Thursday, May 7, 2015
“The kiss of the sun for pardon
The song of the birds for mirth
One is nearer God’s heart in a garden
Than anywhere else on Earth.” ~ Dorothy Frances Gurney
I’ve been dying to get my hands on that garden. Well, perennial flowerbeds, really. They are overgrown with wild grape and morning glory vines and violets. Sounds lovely but they are choking out my daylilies, hostas, sedum and chrysanthemum.
I imagined the best way to go about it would be to hack at the earth around each perennial plant, chopping it up so I can gain access to the weed roots, which I would pull out. Saturday morning dawned bright and beautiful and I set to work. The first attempt to insert a shovel failed, as the soil was so hard-packed, nothing was giving.

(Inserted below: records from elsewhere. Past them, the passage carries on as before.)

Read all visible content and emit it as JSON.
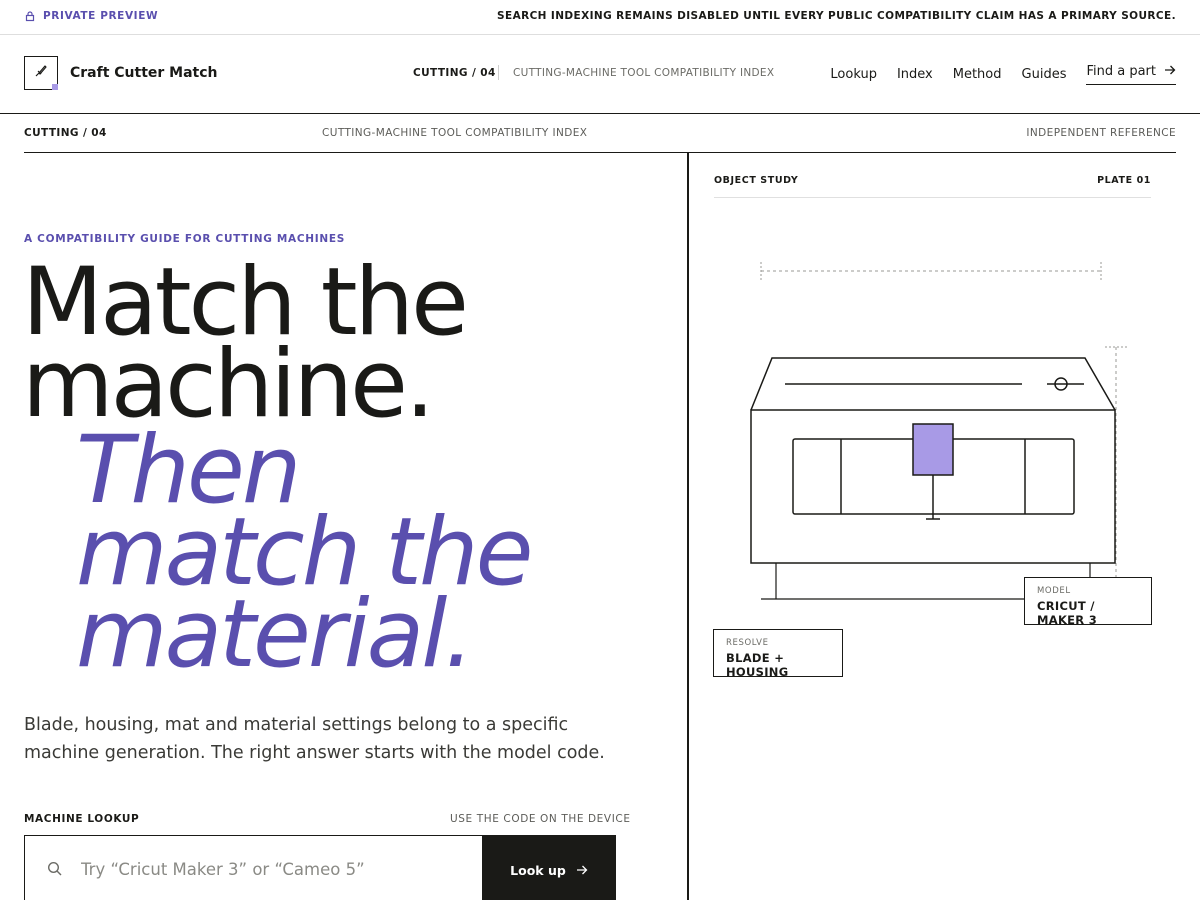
{
  "notice": {
    "left_label": "PRIVATE PREVIEW",
    "left_icon": "lock-icon",
    "right_text": "SEARCH INDEXING REMAINS DISABLED UNTIL EVERY PUBLIC COMPATIBILITY CLAIM HAS A PRIMARY SOURCE."
  },
  "header": {
    "brand": "Craft Cutter Match",
    "logo_icon": "cutter-blade-icon",
    "section_code": "CUTTING / 04",
    "section_title": "CUTTING-MACHINE TOOL COMPATIBILITY INDEX",
    "nav": [
      {
        "label": "Lookup"
      },
      {
        "label": "Index"
      },
      {
        "label": "Method"
      },
      {
        "label": "Guides"
      }
    ],
    "cta": {
      "label": "Find a part",
      "icon": "arrow-right-icon"
    }
  },
  "subbar": {
    "left": "CUTTING / 04",
    "center": "CUTTING-MACHINE TOOL COMPATIBILITY INDEX",
    "right": "INDEPENDENT REFERENCE"
  },
  "hero": {
    "eyebrow": "A COMPATIBILITY GUIDE FOR CUTTING MACHINES",
    "line1": "Match the",
    "line2": "machine.",
    "line3": "Then",
    "line4": "match the",
    "line5": "material.",
    "lede": "Blade, housing, mat and material settings belong to a specific machine generation. The right answer starts with the model code."
  },
  "lookup": {
    "label": "MACHINE LOOKUP",
    "hint": "USE THE CODE ON THE DEVICE",
    "placeholder": "Try “Cricut Maker 3” or “Cameo 5”",
    "value": "",
    "button": "Look up",
    "search_icon": "search-icon",
    "button_icon": "arrow-right-icon"
  },
  "object_study": {
    "label": "OBJECT STUDY",
    "plate": "PLATE 01",
    "model_key": "MODEL",
    "model_value": "CRICUT / MAKER 3",
    "resolve_key": "RESOLVE",
    "resolve_value": "BLADE + HOUSING"
  },
  "colors": {
    "ink": "#1a1a17",
    "accent": "#5a4fae",
    "accent_light": "#a89ae6",
    "rule": "#dedede"
  }
}
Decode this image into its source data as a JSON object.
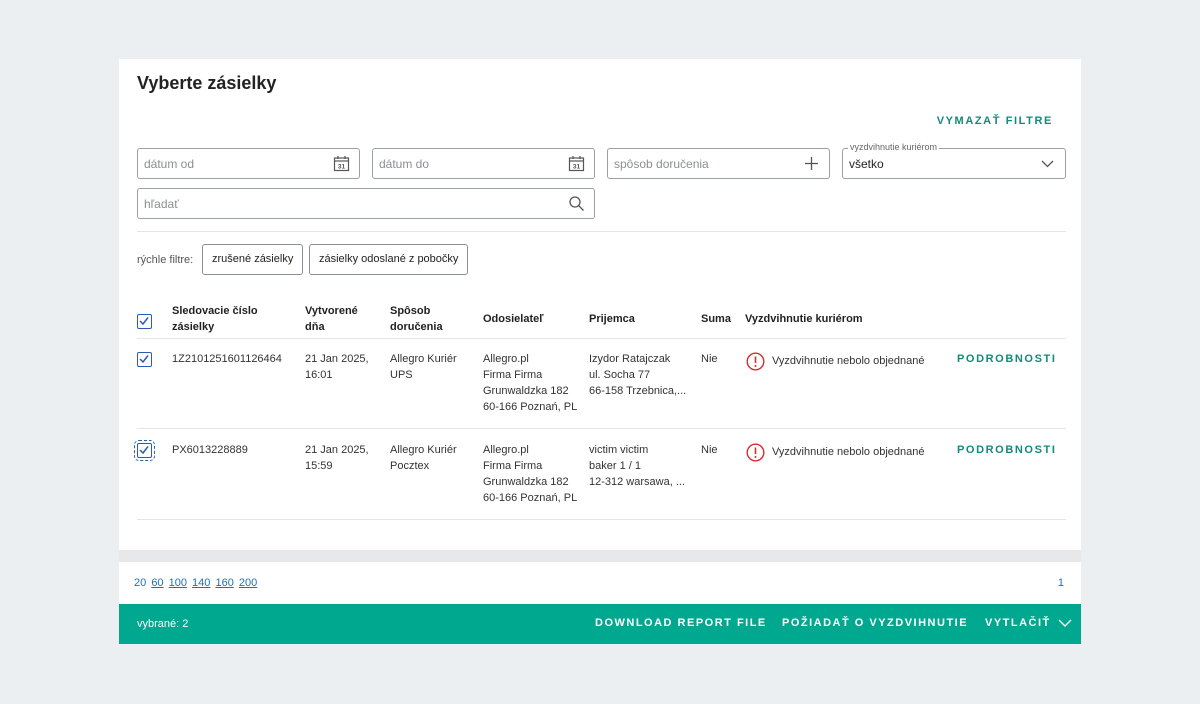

I decided if I couldn’t dig up the weeds, I would smother them – with manure.
I took my little plastic wheelbarrow to the manure pile and filled it with rich black loam. Composted manure just turns into beautiful dark soil and makes a great mix for topsoil. If you put too much on it is quite acidic and can burn your plants, as I have discovered in the past. I figured this would be a good method of weed extermination.
When the Farmer came home and saw me struggling to move a heavy wheelbarrow that was literally buckling under the weight of all that composted poop, he said, “dump it.”
I have learned to be patient with my husband. He uses words sparingly, preferring to communicate telepathically. I have not yet learned how to receive these unspoken messages, however, so if I wait I find I get another word or two.
“I’ll bring you a bucket,” he said, and motioned for me to slide the barn door open.
Oy vay. Here I am delicately sifting composted manure around and through my beloved plants. He wants to drop a front loader bucket onto them.
In his defence, the plan was for me to stand in the garden and pull the manure off the bucket with my shovel. The problem is the bucket on that ancient one-eyed broken-down tractor keeps shaking up and down, and I was getting composted manure down my boots, the neckline of my shirt, in my hair and eyes. I stood back and let him dump it.
I spent the rest of the afternoon trying to uncover my plants.
Oh well. Last year they were so prolific they were choking each other out. This year, the little tips of each plant will have to prove their tenacity.
Next, realizing I had about one hour of gardening left before my back and hamstrings gave out, I brought out the bag of bulbs I received for my birthday. Twenty-four burgundy and white glads to line the stone wall and stand in the sun beside the playhouse. I can’t wait to see them grow, and cut them down for the Sunday dinner table. Again, we’ll see if they survive the copious amounts of acidic manure.
By 5pm my back was broken and I was done, with a feeling of real accomplishment. Contributing to my dorsal discomfort was the fact that I had washed a very filthy dog that morning as well. Cody decided he didn’t like my last column about his 100-year-old wobbly legs, and when his chain broke on Wednesday he decided to set off down the road to see just how far they would carry him. He is a pup at heart, but I’m sure he had to have a few naps along the way down the road, past the intersection and into the ditch about 2 kilometres away where he collapsed in a culvert, looking for a drink of water. That is where Mr. Neuendorff found him. Lucky for Cody, Mr. N. and his wife are big dog lovers. They took him home, fed him and loved him up until we eventually found each other again.
You’re only as old as you feel, I guess. After that day of gardening, I reckon I feel just about as old as that dog. I can’t stand up straight.
A Robaxacet for me and a dog biscuit for Cody and all is right with the world. Thank you, Mr. & Mrs. Neuendorff, for your extreme kindness.